1944年末から終戦にかけて繰り返された東京空襲で焼失したのだろう。
普通は再版があればその前に発行された初版があるはずだが、
この昭和二十年に "発行" されるはずだった初版は国会図書館を始め、どこの図書館にも所蔵が確認できず、現存しないようだ。
火事で焼失した岡村金太郎の 「日本海藻學」 は、原稿も焼失したために出版できなかったがかろうじて国会図書館に現物が1冊残っている。

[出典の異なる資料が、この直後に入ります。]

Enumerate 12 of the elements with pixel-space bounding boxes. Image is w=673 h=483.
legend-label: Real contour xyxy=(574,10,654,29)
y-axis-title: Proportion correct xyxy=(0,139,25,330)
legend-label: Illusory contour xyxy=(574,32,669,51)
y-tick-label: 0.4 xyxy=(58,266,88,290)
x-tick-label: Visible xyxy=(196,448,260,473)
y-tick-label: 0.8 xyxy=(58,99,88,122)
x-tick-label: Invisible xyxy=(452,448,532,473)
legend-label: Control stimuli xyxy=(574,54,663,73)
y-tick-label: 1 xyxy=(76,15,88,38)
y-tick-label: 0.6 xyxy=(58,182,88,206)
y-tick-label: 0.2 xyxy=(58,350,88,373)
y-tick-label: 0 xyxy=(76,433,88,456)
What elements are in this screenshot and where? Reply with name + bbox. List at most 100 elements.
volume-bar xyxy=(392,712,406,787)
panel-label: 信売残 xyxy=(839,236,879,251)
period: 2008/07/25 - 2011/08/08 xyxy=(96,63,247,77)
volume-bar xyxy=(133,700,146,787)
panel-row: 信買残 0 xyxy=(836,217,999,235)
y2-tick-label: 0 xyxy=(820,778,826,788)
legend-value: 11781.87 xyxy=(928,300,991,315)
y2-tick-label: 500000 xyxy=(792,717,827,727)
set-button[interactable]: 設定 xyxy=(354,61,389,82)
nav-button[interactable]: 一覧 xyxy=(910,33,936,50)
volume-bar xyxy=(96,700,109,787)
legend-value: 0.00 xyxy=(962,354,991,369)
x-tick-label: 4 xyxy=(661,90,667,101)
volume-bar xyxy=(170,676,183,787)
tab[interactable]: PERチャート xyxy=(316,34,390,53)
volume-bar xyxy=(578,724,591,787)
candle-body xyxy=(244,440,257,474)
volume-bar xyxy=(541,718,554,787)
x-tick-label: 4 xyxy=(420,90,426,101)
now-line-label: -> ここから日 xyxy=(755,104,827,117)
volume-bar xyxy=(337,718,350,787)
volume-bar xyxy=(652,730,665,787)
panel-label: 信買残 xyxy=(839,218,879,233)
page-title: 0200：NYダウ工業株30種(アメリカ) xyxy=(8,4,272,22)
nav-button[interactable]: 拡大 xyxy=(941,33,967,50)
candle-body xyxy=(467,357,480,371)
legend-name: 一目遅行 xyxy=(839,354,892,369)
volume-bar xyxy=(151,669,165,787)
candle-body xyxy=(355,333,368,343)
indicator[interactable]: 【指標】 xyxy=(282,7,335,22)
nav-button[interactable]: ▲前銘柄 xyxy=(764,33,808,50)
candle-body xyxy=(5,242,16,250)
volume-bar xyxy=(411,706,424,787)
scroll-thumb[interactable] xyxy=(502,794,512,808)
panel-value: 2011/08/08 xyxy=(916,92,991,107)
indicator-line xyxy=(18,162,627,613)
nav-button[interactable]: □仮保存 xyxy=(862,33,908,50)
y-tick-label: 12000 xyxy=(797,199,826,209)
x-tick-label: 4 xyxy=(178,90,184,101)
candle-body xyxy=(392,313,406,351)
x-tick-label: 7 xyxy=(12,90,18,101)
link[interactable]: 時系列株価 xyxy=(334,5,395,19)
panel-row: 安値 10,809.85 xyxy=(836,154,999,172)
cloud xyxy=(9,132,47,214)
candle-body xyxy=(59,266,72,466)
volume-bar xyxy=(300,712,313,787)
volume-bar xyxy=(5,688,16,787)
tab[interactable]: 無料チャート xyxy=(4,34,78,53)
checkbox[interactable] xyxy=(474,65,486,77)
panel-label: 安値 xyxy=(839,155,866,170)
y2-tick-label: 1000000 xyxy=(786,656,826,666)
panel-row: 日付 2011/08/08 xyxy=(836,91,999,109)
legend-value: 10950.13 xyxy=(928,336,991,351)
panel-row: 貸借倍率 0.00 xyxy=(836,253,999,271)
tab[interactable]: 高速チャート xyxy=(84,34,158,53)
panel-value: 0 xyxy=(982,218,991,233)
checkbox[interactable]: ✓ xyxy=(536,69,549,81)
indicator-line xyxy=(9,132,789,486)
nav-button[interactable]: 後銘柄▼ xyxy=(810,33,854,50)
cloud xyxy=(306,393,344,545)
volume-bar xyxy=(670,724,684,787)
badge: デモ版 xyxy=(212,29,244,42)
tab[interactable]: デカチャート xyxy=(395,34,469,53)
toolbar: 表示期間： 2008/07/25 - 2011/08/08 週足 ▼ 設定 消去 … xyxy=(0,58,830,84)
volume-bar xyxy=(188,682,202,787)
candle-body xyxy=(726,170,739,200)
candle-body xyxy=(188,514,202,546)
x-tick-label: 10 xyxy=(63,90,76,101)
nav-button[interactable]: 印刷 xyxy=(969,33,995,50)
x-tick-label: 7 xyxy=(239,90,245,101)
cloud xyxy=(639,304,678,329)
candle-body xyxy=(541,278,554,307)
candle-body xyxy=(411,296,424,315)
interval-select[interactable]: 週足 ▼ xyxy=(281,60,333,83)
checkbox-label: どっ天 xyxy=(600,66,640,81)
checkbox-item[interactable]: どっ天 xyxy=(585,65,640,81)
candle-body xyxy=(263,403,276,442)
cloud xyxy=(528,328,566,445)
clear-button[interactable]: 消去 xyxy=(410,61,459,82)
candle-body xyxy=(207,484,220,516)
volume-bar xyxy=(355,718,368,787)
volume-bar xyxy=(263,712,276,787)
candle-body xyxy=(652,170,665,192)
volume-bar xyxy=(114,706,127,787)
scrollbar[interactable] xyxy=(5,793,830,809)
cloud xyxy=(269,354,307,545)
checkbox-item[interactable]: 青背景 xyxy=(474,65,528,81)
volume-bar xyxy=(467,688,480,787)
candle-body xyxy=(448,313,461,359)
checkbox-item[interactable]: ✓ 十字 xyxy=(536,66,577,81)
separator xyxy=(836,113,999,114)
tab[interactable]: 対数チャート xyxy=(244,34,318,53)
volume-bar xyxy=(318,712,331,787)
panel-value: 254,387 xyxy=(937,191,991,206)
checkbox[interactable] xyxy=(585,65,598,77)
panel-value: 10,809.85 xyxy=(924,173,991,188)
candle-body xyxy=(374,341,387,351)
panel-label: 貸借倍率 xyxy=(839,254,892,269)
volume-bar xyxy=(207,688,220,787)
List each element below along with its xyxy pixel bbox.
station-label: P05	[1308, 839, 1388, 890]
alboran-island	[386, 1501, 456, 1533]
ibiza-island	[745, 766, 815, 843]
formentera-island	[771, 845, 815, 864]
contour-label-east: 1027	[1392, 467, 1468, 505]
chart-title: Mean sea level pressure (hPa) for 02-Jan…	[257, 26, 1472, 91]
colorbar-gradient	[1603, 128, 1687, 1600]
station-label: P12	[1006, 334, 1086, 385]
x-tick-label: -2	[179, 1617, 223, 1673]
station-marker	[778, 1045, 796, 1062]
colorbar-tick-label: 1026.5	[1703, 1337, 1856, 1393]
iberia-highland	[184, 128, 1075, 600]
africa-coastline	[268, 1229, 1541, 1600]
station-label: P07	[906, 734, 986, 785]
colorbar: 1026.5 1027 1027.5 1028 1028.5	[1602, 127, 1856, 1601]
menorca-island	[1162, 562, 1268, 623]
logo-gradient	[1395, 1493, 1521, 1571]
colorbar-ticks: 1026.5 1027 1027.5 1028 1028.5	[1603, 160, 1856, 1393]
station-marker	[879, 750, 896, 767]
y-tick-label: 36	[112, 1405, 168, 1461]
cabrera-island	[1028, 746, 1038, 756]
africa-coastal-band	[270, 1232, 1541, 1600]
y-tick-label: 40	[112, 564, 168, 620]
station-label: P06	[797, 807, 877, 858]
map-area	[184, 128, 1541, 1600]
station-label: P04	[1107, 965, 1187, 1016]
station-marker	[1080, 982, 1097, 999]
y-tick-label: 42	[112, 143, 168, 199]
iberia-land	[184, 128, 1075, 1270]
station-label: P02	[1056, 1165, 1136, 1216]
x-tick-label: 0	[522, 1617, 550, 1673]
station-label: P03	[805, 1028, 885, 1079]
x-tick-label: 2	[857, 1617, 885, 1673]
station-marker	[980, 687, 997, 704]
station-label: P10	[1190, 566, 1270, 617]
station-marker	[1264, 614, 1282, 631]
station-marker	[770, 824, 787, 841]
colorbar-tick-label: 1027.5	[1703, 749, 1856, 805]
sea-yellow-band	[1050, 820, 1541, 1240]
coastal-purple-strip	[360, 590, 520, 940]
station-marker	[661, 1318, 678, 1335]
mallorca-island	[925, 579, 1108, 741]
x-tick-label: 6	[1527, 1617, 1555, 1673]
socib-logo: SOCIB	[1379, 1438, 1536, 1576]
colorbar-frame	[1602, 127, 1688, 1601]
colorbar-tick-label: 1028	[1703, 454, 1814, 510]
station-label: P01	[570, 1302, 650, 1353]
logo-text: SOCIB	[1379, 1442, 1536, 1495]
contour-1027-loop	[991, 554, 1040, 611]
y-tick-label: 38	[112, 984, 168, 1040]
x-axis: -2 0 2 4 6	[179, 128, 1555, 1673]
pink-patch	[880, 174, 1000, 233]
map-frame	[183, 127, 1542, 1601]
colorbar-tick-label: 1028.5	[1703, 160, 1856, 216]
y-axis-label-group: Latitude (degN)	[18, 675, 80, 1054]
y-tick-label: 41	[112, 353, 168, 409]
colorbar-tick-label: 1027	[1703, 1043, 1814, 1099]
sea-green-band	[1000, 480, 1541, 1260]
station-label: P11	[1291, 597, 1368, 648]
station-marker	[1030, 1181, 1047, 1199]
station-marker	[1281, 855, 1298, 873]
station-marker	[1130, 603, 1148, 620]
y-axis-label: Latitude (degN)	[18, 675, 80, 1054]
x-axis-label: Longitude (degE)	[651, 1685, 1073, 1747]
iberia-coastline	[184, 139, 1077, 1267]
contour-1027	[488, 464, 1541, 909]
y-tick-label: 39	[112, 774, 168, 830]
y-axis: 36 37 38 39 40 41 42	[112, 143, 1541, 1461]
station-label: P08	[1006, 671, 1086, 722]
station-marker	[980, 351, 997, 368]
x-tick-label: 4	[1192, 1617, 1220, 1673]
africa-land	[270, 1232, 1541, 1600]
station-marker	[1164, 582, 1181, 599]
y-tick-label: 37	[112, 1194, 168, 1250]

大阪の空襲で焼失した藤井乙男の「日本文学通史」は幸いにも見本版が残った。
伝記 「鈴木喜三郎」 初版は現物は焼失したが、紙型が残っていたために再版された。
これらの書物は何かしら残ったために、それが公刊されるはずだったという事実とその内容が確認できる。
だが、戦争末期には同じように印刷、製本されたものの全て焼失して何も残らず、内容がわからない本も多いと思う。
出版社の社史や当時の出版予告などを丹念に調べれば拾い上げる事ができそうだが、先行研究はあるのだろうか。

--- 注(番号をクリックすると文中に戻ります)---
[1]. 鈴木喜三郎: 1867年生まれ。帝国大学法科卒。大審院判事、大審院検事などを経て貴族院議員、立憲政友会総裁。司法大臣、内務大臣を歴任した。1940年没。
[2]. 高須芳次郎: 1880年生まれ。文筆家、評論家。早稲田大学文学部卒。筆名梅溪。1948年没。
[3]. 山岡萬之助: 1876年生まれ。法学者。貴族院議員。日本大学第3代総長。1968年没。